In court, shackled and wearing a jumpsuit, he didn’t look like the poster child for the opiate crisis. He wasn’t white. He didn’t have a good education. He didn’t come from a wealthy family. To the judge, he wasn’t a victim. He was a “dealer.”
This man ― let’s call him Samuel ― was the father of four U.S.-born children whose favorite place for family outings was Applebee’s. He was also a green-card holder who was now facing deportation. He had come to the United States in his teens, fleeing gang violence and a life marked by severe neglect and parental abandonment. When a serious accident landed him in a full body cast, bedridden for months, he took opiates prescribed by his doctor. He became addicted.
Like many people struggling with substance abuse, Samuel sold drugs sporadically to support his own use. He was convicted for selling one Percocet to an undercover cop and ordered to be deported to a country where gang members had already tried to kill him.
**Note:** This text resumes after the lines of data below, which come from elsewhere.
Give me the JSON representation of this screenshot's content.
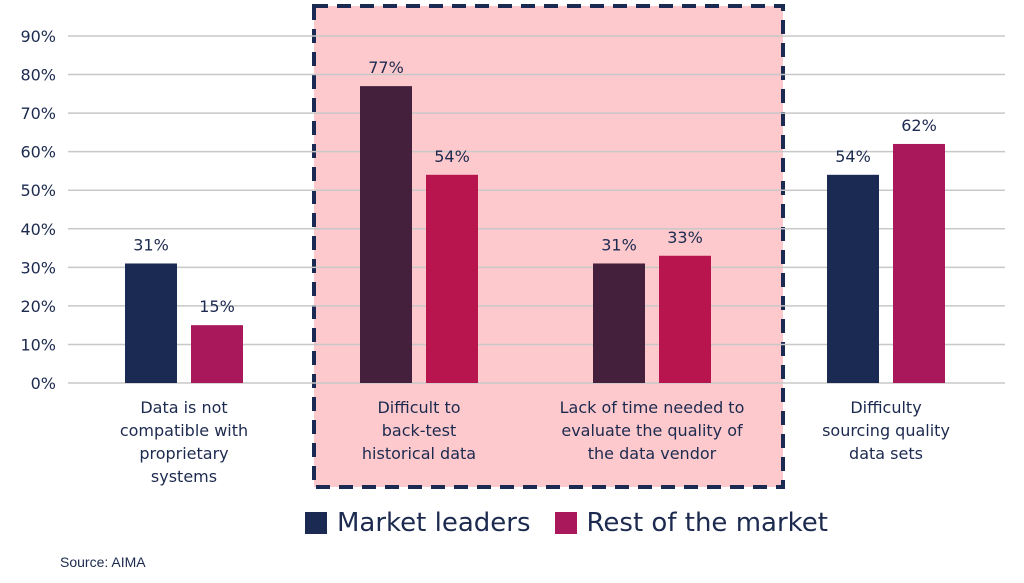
{
  "chart_data": {
    "type": "bar",
    "categories": [
      [
        "Data is not",
        "compatible with",
        "proprietary",
        "systems"
      ],
      [
        "Difficult to",
        "back-test",
        "historical data"
      ],
      [
        "Lack of time needed to",
        "evaluate the quality of",
        "the data vendor"
      ],
      [
        "Difficulty",
        "sourcing quality",
        "data sets"
      ]
    ],
    "series": [
      {
        "name": "Market leaders",
        "values": [
          31,
          77,
          31,
          54
        ]
      },
      {
        "name": "Rest of the market",
        "values": [
          15,
          54,
          33,
          62
        ]
      }
    ],
    "value_labels": [
      [
        "31%",
        "77%",
        "31%",
        "54%"
      ],
      [
        "15%",
        "54%",
        "33%",
        "62%"
      ]
    ],
    "yticks": [
      "0%",
      "10%",
      "20%",
      "30%",
      "40%",
      "50%",
      "60%",
      "70%",
      "80%",
      "90%"
    ],
    "ylim": [
      0,
      90
    ],
    "grid": true,
    "highlighted_categories": [
      1,
      2
    ],
    "legend_position": "bottom",
    "colors": {
      "market_leaders": "#1b2a52",
      "market_leaders_highlighted": "#45203c",
      "rest_of_market": "#a8185a",
      "rest_of_market_highlighted": "#b8154e",
      "highlight_fill": "#fdc9cc",
      "highlight_border": "#1b2a52",
      "grid": "#c8c8c8"
    }
  },
  "legend": {
    "items": [
      {
        "label": "Market leaders",
        "color": "#1b2a52"
      },
      {
        "label": "Rest of the market",
        "color": "#a8185a"
      }
    ]
  },
  "source": "Source: AIMA"
}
His children would be left fatherless just as he had been left as a child.
One in five immigrants deported between January 2012 and October 2017 under the Secure Communities program had a nonviolent drug offense as their most serious conviction.
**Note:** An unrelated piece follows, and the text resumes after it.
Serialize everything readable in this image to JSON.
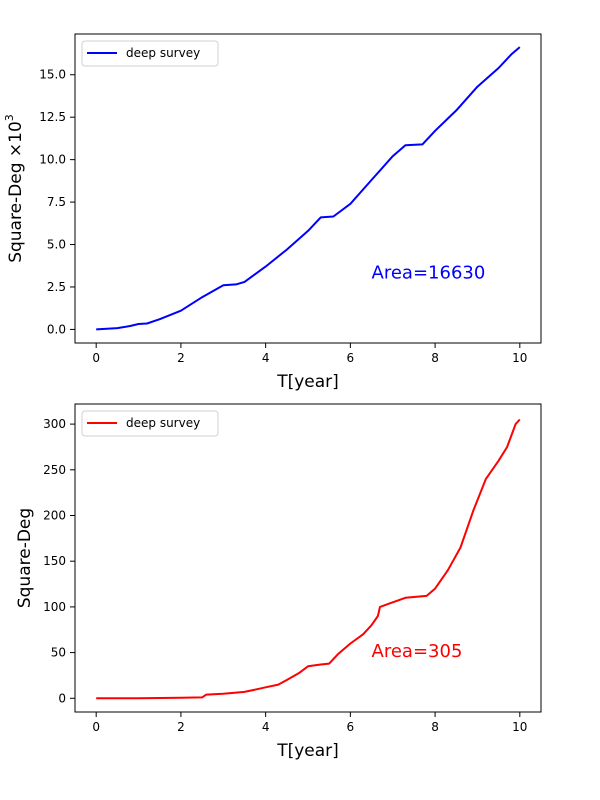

The opioid epidemic and our broken immigration system ― the two biggest crises facing America today ― are more connected than many people think. While the face of the opioid crisis has long been that of young white suburban adults or the housewives next door, black and brown people face just as great a risk of addiction and a greater risk of being criminalized for it. Among immigrants, the punishment for addiction can mean deportation.
One in five immigrants deported between January 2012 and October 2017 under the Secure Communities program had a nonviolent drug offense as their most serious conviction, according to TRAC Reports data. The reasons why people end up addicted to opioids are complex and varied, The clients we represent at The Bronx Defenders have often been exposed to trauma (not to mention structural systems of oppression), which places them at higher risk of addiction.
Researchers have identified economic and social factors fueling the opioid crisis ― it’s not just a simple matter of doctors overprescribing. Many immigrants have faced community violence, neglect, abuse, barriers to employment and social services, separation from their families, racism and xenophobia ― indeed a president who openly ridicules them. These types of trauma can lead to addiction, which leads to contact with the criminal justice system, which leads to immigration detention and — often — deportation.
Lawful permanent residents — or people with green cards in the U.S. — can be deported for a single conviction relating to a controlled substance. They are permanently exiled from their community, a penalty that far exceeds the already disparate punishment meted out by the criminal justice system. As for undocumented immigrants, just being accused of a crime now renders them an enforcement priority, which has led to an uptick in Immigration and Customs Enforcement arrests in and around criminal courts.
Many immigrants have faced community violence, neglect, abuse, barriers to employment and social services, separation from their families, racism and xenophobia. ... These types of trauma can lead to addiction.
Forty-four percent of all immigrants and their U.S.-born minor children live in poverty or near poverty. They tend to reside in over-policed low-income areas, meaning they’re at risk of interactions with officers that could lead to an arrest that will land them in both criminal and immigration court. Immigrants of color, in particular, are victims of how law enforcement, the criminal courts and immigration judges conceptualize their behavior. And immigration courts are decades behind the current science showing that addiction is a relapsing condition that changes the way the brain functions, so immigrants with drug issues are not likely to find any leniency or compassion there.
The system can and must change. One route is through law enforcement assisted diversion (LEAD) programs, which view criminal behavior that is rooted in drug addiction as an opportunity to provide services that might actually assist someone battling addiction. Instead of being arraigned, people are given a mental health assessment and recommended for voluntary services. LEAD programs are operating throughout the country, including in Seattle and many rural Southern counties.
New York City, where I work, has no such program. New York courts offer limited initiatives to divert individuals from jail into rehabilitative programs. Even when such opportunities do exist, the accused is almost always required to enter a guilty plea before going into treatment. That guilty plea can be a basis for deportation even if the person completes the rehab program and has their original conviction reduced or vacated. This makes diversion programs essentially inaccessible to many non-citizens.
Two years ago, then-Surgeon General Vivek Murthy told NPR that “addiction is a chronic disease of the brain, and we need to treat it with the same urgency and compassion that we do with any other illness.”
But immigration judges do not treat addiction with urgency and compassion. Instead, they treat it as a moral failing, requiring people to apologize for their illness and beg for a second chance.
Can you imagine someone having to apologize to a judge for battling cancer and then being sent to their death under the guise of justice?
No. Neither can I.
Kristen Anderson is a social worker at The Bronx Defenders, a public defender nonprofit in New York City.